Introduction and background: Odontogenic tumours have been studied retrospectively in most countries of the world. Most of these studies leave the question of relative frequency and incidence of the disease unanswered.
Aim: To determine the epidemiological pattern, relative frequency and incidence of odontogenic tumours in the Nigerian population.
Methods: Requests for prospective data collection over a year period (January 1st–December 31st 2009) were sent to centres involved in the management of Odontogenic tumours in Nigeria. We collected through a structured questionnaire designed to obtain demographic and clinico-pathologic information on all cases of odontogenic tumours presenting and diagnosed at the centres over the study period. Data was entered into SPSS statistical soft ware and analysed using simple descriptive statistics.

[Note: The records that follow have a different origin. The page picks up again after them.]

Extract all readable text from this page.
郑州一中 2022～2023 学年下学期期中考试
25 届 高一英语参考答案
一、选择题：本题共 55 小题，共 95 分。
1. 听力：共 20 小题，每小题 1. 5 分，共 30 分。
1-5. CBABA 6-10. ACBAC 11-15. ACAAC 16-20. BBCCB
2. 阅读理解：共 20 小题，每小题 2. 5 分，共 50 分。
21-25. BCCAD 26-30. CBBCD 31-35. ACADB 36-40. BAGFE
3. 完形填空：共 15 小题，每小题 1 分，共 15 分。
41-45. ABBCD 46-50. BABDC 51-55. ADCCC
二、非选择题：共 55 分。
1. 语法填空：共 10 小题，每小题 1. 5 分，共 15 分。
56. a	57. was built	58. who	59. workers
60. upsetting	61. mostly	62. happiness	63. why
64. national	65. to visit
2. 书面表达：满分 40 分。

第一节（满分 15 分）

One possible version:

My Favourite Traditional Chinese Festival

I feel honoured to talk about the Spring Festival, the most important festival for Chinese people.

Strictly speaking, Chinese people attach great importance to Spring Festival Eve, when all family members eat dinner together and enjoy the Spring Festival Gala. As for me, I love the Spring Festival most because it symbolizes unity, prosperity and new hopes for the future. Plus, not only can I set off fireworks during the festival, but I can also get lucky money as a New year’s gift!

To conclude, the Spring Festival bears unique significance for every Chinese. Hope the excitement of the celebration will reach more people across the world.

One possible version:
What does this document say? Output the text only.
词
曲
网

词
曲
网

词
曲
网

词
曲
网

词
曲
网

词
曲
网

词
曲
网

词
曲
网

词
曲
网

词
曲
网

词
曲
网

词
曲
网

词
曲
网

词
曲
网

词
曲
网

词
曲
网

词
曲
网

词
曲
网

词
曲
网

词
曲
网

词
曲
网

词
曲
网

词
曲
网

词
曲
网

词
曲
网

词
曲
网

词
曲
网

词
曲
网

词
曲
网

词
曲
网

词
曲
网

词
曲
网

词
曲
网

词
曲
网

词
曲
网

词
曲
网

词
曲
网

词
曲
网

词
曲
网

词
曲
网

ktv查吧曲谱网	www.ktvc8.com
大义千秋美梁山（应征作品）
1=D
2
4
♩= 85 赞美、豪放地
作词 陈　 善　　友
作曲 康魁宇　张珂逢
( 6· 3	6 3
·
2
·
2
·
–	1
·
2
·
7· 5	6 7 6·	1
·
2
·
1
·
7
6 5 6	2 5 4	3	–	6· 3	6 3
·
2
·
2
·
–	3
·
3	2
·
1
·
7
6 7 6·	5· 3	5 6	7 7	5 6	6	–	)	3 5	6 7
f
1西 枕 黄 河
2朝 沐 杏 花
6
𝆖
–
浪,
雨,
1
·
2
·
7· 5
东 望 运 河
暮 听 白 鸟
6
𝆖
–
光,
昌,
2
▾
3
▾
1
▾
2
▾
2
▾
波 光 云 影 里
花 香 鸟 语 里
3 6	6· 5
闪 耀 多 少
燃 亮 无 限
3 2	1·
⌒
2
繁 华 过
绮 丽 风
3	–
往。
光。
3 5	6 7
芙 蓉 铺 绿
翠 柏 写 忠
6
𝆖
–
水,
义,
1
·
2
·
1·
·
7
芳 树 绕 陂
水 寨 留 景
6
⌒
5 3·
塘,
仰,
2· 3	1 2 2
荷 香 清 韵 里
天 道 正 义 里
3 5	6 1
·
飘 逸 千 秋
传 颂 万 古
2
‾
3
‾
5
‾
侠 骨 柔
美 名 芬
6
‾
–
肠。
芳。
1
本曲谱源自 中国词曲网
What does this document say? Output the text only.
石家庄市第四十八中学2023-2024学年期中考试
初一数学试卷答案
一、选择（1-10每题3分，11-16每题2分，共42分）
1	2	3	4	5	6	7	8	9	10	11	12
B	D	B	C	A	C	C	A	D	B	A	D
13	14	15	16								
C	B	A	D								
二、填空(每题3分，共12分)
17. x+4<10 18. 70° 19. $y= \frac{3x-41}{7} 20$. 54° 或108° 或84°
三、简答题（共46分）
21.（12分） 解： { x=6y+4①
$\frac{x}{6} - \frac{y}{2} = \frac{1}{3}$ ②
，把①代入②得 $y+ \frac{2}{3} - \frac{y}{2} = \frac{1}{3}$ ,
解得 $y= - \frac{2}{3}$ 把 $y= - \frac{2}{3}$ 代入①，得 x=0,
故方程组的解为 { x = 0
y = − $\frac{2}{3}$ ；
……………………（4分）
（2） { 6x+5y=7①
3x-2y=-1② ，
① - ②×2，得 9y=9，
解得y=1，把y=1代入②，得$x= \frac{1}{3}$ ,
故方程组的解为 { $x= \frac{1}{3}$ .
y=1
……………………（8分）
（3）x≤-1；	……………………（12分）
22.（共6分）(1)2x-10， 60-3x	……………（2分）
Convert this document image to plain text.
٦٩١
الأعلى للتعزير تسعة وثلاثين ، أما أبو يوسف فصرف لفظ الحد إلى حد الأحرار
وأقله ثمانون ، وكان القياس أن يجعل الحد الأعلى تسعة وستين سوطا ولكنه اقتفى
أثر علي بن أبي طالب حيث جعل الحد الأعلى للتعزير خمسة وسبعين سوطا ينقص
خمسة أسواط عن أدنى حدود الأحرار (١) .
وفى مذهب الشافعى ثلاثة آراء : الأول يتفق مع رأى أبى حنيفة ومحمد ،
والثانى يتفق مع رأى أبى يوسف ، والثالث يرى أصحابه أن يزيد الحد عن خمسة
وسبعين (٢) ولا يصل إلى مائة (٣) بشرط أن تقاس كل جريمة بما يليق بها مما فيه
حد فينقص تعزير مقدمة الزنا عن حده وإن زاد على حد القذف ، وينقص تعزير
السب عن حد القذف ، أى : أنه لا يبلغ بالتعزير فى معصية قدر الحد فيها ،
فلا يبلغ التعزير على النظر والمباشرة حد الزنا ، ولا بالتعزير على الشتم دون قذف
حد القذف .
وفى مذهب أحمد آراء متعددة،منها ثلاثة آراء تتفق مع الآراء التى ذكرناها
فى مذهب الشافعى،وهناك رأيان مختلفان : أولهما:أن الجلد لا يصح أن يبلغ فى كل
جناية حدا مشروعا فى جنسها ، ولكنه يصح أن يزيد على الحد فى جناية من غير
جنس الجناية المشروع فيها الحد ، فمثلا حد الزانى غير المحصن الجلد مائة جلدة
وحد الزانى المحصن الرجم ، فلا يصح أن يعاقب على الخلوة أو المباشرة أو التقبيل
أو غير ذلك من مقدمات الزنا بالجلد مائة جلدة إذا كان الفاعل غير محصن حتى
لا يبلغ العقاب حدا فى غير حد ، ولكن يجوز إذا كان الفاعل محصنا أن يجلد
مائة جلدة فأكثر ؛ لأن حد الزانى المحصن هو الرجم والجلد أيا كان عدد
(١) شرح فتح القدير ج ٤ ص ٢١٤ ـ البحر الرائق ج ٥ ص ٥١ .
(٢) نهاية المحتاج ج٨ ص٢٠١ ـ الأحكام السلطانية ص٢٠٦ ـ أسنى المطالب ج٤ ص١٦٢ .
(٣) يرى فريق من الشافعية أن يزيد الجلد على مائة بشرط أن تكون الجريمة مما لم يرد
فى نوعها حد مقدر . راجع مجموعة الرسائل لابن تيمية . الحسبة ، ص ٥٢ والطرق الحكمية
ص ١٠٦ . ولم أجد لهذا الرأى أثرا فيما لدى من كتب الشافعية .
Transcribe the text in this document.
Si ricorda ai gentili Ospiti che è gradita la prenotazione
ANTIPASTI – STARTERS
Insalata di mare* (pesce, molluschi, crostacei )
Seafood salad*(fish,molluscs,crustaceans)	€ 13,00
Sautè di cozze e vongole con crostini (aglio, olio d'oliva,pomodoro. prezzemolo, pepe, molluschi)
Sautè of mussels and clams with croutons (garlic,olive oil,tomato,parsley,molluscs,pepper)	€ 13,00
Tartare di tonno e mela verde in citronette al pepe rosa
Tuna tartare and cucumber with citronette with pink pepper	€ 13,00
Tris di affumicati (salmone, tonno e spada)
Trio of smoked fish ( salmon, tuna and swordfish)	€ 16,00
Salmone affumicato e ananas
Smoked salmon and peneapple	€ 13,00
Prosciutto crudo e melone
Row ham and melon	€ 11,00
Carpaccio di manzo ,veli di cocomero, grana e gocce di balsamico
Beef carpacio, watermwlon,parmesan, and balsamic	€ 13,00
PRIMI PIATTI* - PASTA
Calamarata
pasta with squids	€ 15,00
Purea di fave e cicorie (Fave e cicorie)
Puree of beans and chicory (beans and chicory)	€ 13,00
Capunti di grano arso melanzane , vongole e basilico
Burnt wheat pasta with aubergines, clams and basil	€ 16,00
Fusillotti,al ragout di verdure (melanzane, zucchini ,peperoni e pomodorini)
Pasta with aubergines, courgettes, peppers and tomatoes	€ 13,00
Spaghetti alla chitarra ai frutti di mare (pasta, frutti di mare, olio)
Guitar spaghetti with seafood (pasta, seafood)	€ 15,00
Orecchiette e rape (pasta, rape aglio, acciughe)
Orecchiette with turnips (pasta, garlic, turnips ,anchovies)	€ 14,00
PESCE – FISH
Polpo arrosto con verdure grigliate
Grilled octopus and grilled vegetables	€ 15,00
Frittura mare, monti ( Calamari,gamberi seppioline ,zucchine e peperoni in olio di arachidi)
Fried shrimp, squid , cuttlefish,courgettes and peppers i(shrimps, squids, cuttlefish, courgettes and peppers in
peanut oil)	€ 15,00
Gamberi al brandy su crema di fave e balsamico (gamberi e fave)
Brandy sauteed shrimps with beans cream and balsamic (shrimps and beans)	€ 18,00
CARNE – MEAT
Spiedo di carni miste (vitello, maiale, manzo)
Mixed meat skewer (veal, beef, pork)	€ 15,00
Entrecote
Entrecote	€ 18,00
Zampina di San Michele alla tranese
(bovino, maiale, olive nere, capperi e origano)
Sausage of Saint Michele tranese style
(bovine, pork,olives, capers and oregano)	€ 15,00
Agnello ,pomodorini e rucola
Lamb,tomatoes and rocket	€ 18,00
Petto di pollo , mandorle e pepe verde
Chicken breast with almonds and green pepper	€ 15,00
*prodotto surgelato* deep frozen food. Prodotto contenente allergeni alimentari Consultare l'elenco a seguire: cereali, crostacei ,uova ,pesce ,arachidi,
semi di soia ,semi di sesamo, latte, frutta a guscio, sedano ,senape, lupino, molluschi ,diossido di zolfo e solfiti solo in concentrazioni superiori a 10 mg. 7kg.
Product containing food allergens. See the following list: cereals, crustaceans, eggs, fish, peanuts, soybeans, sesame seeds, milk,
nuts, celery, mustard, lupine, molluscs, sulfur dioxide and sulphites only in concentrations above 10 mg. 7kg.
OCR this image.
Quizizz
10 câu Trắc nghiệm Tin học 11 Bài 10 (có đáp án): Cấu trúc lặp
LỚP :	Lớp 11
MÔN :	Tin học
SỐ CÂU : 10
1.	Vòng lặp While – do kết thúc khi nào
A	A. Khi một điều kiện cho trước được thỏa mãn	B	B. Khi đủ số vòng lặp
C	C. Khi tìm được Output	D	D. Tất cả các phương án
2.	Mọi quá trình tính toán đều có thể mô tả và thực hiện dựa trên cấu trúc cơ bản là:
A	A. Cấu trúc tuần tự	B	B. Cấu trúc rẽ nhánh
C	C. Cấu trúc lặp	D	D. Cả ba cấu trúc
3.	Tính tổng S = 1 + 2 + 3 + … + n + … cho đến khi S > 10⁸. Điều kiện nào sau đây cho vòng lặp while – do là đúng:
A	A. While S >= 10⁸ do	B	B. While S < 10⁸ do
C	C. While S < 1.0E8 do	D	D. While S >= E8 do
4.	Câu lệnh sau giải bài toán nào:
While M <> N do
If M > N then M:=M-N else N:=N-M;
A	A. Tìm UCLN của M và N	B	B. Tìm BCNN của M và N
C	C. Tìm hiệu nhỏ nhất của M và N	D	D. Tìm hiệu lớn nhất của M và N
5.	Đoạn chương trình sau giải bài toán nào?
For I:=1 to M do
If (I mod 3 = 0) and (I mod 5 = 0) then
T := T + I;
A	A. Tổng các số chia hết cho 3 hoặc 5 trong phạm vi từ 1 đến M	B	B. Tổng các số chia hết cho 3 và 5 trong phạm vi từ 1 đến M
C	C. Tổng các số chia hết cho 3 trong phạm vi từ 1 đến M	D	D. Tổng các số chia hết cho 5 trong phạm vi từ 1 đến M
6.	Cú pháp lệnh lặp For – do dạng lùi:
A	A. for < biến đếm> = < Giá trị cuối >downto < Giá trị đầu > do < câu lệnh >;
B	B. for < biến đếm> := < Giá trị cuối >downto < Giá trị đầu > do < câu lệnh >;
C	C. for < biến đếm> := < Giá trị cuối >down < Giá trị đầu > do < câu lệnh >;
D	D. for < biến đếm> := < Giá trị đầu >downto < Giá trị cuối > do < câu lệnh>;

Results: A total of 277 patients’ information was obtained from responding centres. They were 146 males and 131 females aged 8–75 years. Their mean age (SD) was 32.37 (14.16). An estimated national incidence of 1.97 per million population was obtained. 242 (87.3%), of the lesions were in the mandible, 31 (11.1%) in the maxilla and the rest affected both jaws. There was a greater predilection for the body/angle/ramus parts of the mandible. Ameloblastoma had the highest relative frequency constituting (217/277) 78.3% and an incidence rate of 1.54 per million followed by odontogenic myxoma (11/277) 3.97% with an incidence rate of 0.078 per million.
Conclusion: This study like many others suggests that ameloblastoma is the most prevalent odontogenic tumour in Nigeria however; we found higher incidence figures than in some African and European reports.
Conflict of interest: None declared.